Unsurprisingly, as an "expansion," this falls flat throughout its entirety, not iterating upon the core game in meaningful ways and barely - barely - justifying its outright anemic narrative. The City That Never Sleeps should have been a side quest that evolved over the course of the main game rather than a piece of the experience that was carved out and repackaged as overpriced season pass guff not even six months after the title's release. I like Felicia Hardy as much as the next red-blooded coomer, but come on... be greater.

You get to swing around New York City, get evicted from your apartment, turn normal people in your vicinity into deranged megalomaniacs, and chase Shocker (SHOCKER!) to the ENDS OF THE EARTH. The greatest Spider-Man game.

Over time I seem to have compartmentalized how this origin story needlessly brutalizes its characters, sometimes in service of the hackneyed narrative but mostly in an attempt to slather Lara Croft's journey from wide-eyed idealist to hard-edged "survivor" in a layer of faux maturity that pokes at ultra-violence with all the gravitas a triple-A adventure of this scale can muster. It will never not be ridiculous that this game features a cutscene where Lara breaks down after shooting a man's scalp clean off his dome only to immediately turn around and clear out a shooting gallery of nameless crazies without batting a teary eye. Ignoring all narrative context, however, Tomb Raider is a bop. Uncharted-lite gameplay with a large focus on bow and arrow combat (as was the style at the time) with aesthetic flourishes ripped directly out of The Descent. Not super complex, not super challenging, just the right amount of levity in gameplay that is severely lacking in its overwrought story. Square Enix are cowards for not making Sam and Lara a couple. Lara literally bridal carries Sam down from the top of a goddamn mountain. Cowards.

Nothing funnier than an army of brick shithouses slamming into cover so hard they knock around the few physics-based objects on the map. Ukkon might pose a more immediate threat to the soldiers of the COG, but the long-term effect of scoliosis is the unspoken danger that looms over the Gears and their hunched over crouch runs.

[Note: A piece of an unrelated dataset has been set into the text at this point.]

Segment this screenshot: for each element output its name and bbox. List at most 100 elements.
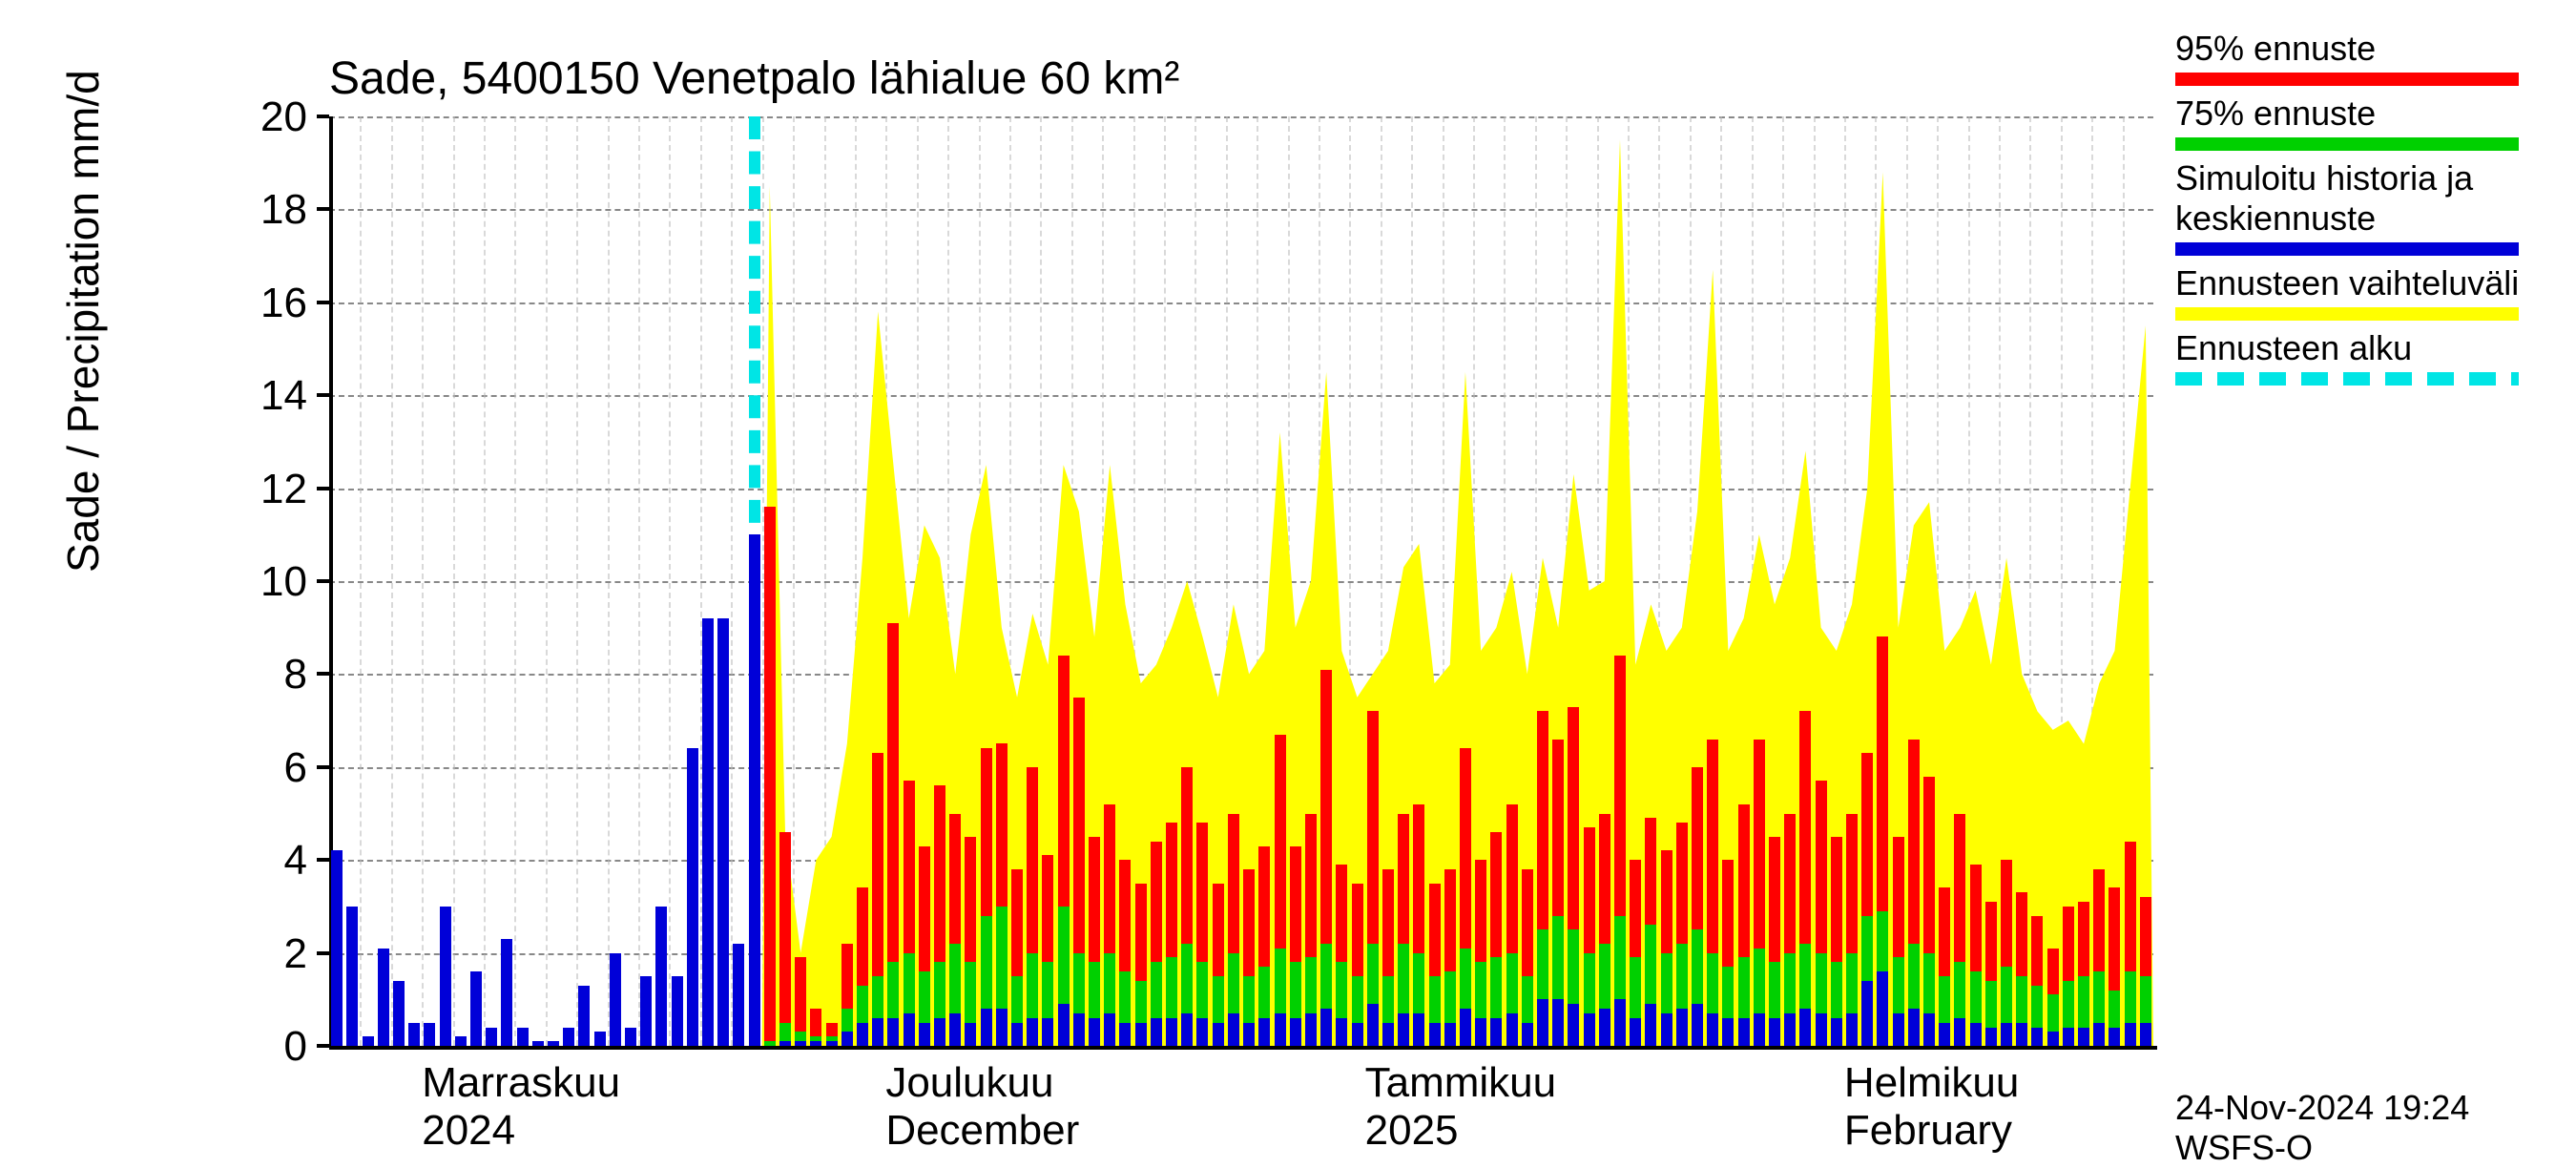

The perfect companion piece to Disco Elysium and not just because of their stylistic similarities. Where ZA/UM's unapologetically cerebral point-and-click RPG challenges the player by constructing an identity around their successes and failures, Citizen Sleeper challenges the nature of the player's identity - their avatar, their Sleeper, a lens through which to view the interactions on a starport in decline. Both games have rich world-building, a sense of imminent collapse, but through it all, the human spirit - our drive - pushes on, past what we once thought impossible, creating something remarkably poignant yet altogether unfamiliar. In short, the political text-based dice roll games made me cry. A humbling experience.

The first half of this BioShock Infinite apology tour leaves much to be desired. As a staunch fan and defender of the core game's narrative despite its rampant flaws, Burial at Sea: Episode One seems content to make sure the BioShock critic of every stripe is dumbfounded and disappointed. Can I safely say this is Ken Levine's The Rise of Skywalker? I'll need to play the second part before I hand down that guilty verdict. Regardless, much of the problems from the base game carry over here: laborious FPS arenas, lacking level design, and the added bonus of copious 'member berries for fans of the original BioShock, all tied together into a narrative that undercuts BioShock Infinite's ending and adds more fuel to the fire for anyone with a negative disposition towards that game anyway. If I wasn't just coming off of revisiting BioShock Infinite, I'd probably call this expansion "perfectly cromulent." It isn't, however. It is remarkably worse.